250,000 articles may not be that much information regarding a certain subject, but it is certainly a lot to upload into a custom Assistant - and I’m willing to bet there is a massive amount of redundant information in those articles. These are simply the constraints we all face in the LLM’s current stage of development.
Those are my articles.
I wanted to hand them over to the community.
You can try with Breebs, available since today as Breebs GPT.
Limits for a Breeb are 50 files, 500Mo and 8M characters. Not enough for your 250000 articles, but better than what ChatGPT currently allows.
All Breebs are public.
Personally i can accept AI being limited at the moment since its the first release of GPTs but it would be nice to know the exact limitations
We know that we can upload 10, maybe 20 seperate documents. We know they have to be less than 500mb. But we dont know the token limit before quality begins to decline
In my prior attempts to make bots with data bases putting transcripts into them was no problem, but 60,000 lines of text in a document was to much for it to be of any use in a conversation. I would say there is a point where each document caps out and becomes innefficient and id really like to know those numbers.
My guess with gpt is its going to be around 25 to 30k tokens, because you have the instructions, the prompt, the system prompt, and reading the dataset all taking up the context window, and so more than 30k per document sounds risky to me until we test it and find an exact cap. Any thoughts?
10 .txt files. What I found is that if I did 8 .txt files and 2 .pdf files that it would still work. When I moved to 7 .txt files and 3 pdf files, the system generated errors. Could be due to the content in the pdf files OR the size.

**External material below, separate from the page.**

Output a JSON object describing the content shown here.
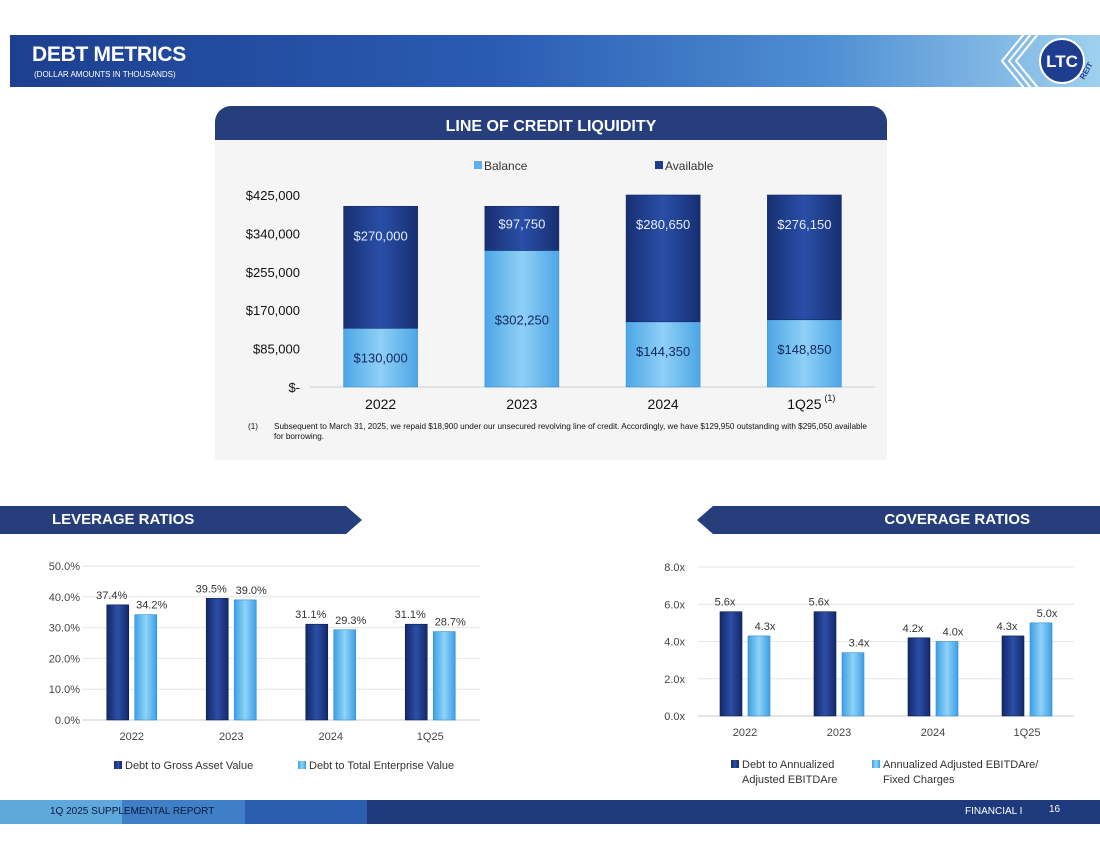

It cannot read compressed or zip files. It cannot successfully read a .txt if character spaces are removed (that’s a kind of “duh”, but I tried).
Size limitations: In Create mode it will tell you that 25mb is the ideal cap to avoid errors, but you can upload up to 50mb.
Character limitations: Based on my experimentation you can upload a single doc (.txt) that is less then 1.5mm characters.
So far working within theses parameters I was met with success.
I’ll update as I continue working with GPTs, but definitely interested in others’ answers.
The Assistants documentation on knowledge cap/docs doesn’t apply to GPTs, but the only reason I know even a tiny bit about this is via experimentation and asking the Create bot specific questions. See my findings in my other response. Of course, always evolving!
I just added a 317 pages PDF to one of mine and broke it. There are a total of 4 pdfs and the biggest is 1.1 MB.
same here. I uploaded a pdf of a book and it fails to generate any responses even unrelated to the pdf.
Hi, try pdf’s as well wikipedia articles in downloable pdf articles, if anything try converting them to plaintext or docx. btw it seems you can upload up to 8 files.
prob around 2k characters and you can upload up to 8 files.
PDF’s are fine, but also those are restricted in size.
You can simply not “feed” the knowledge with lot’s of text.
I had 250.000 high-end articles, but was only able to upload about 15.000 of them (which is a lot, but not enough for my purpose).
So I killed the GPT : it is a fun tool, not ment for serious research at scientific / historical / journalism level.